Ponte and Croft's Experiments

Ponte and Croft (1998) present the first experiments on the language modeling approach to information retrieval. Their basic approach is the model that we have presented until now. However, we have presented an approach where the language model is a mixture of two multinomials, much as in (Miller et al., 1999, Hiemstra, 2000) rather than Ponte and Croft's multivariate Bernoulli model. The use of multinomials has been standard in most subsequent work in the LM approach and experimental results in IR, as well as evidence from text classification which we consider in Section 13.3 (page ), suggests that it is superior. Ponte and Croft argued strongly for the effectiveness of the term weights that come from the language modeling approach over traditional tf-idf weights. We present a subset of their results in Figure 12.4 where they compare tf-idf to language modeling by evaluating TREC topics 202-250 over TREC disks 2 and 3. The queries are sentence-length natural language queries. The language modeling approach yields significantly better results than their baseline tf-idf based term weighting approach. And indeed the gains shown here have been extended in subsequent work.

Exercises.

• Consider making a language model from the following training text:

  the martian has landed on the latin pop sensation ricky martin

  1. Under a MLE-estimated unigram probability model, what are $P(\mbox{the})$ and $P(\mbox{martian})$?

  2. Under a MLE-estimated bigram model, what are $P(\mbox{sensation}\vert\mbox{pop})$ and $P(\mbox{pop}\vert\mbox{the})$?

• Suppose we have a collection that consists of the 4 documents given in the below table.

  docID	Document text
  1	click go the shears boys click click click
  2	click click
  3	metal here
  4	metal shears click here

  Build a query likelihood language model for this document collection. Assume a mixture model between the documents and the collection, with both weighted at 0.5. Maximum likelihood estimation (mle) is used to estimate both as unigram models. Work out the model probabilities of the queries click, shears, and hence click shears for each document, and use those probabilities to rank the documents returned by each query. Fill in these probabilities in the below table:

  Query	Doc 1	Doc 2	Doc 3	Doc 4
  click
  shears
  click shears

  What is the final ranking of the documents for the query click shears?
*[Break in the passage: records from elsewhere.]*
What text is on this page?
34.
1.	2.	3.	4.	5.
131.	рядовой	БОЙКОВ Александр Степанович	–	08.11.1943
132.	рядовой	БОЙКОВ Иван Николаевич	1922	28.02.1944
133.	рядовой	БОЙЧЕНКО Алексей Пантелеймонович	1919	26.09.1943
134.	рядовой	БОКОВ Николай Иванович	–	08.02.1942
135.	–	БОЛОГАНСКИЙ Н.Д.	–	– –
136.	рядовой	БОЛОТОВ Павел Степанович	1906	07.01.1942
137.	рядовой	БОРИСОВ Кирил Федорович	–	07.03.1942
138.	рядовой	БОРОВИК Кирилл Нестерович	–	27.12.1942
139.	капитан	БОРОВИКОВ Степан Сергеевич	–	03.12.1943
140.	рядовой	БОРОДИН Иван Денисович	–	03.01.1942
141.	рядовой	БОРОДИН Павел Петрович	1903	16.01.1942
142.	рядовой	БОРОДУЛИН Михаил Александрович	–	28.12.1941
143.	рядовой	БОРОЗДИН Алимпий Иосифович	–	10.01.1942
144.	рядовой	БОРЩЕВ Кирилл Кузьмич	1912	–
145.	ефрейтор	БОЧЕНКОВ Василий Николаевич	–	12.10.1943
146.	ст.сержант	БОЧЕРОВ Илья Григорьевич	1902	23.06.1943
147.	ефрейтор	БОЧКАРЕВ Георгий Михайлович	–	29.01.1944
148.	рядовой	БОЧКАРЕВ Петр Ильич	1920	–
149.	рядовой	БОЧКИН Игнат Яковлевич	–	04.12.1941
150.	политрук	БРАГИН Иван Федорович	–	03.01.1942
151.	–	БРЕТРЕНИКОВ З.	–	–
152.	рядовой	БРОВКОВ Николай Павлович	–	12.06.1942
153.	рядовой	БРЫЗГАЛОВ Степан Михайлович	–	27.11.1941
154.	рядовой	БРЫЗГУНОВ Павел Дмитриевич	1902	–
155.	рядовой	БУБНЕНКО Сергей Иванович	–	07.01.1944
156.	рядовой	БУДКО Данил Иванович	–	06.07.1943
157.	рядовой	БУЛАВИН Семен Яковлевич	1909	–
• Using the calculations in Exercise 12.2.3 as inspiration or as examples where appropriate, write one sentence each describing the treatment that the model in Equation 102 gives to each of the following quantities. Include whether it is present in the model or not and whether the effect is raw or scaled.
  1. Term frequency in a document
  2. Collection frequency of a term
  3. Document frequency of a term
  4. Length normalization of a term

• In the mixture model approach to the query likelihood model (Equation 104), the probability estimate of a term is based on the term frequency of a word in a document, and the collection frequency of the word. Doing this certainly guarantees that each term of a query (in the vocabulary) has a non-zero chance of being generated by each document. But it has a more subtle but important effect of implementing a form of term weighting, related to what we saw in Chapter 6 . Explain how this works. In particular, include in your answer a concrete numeric example showing this term weighting at work.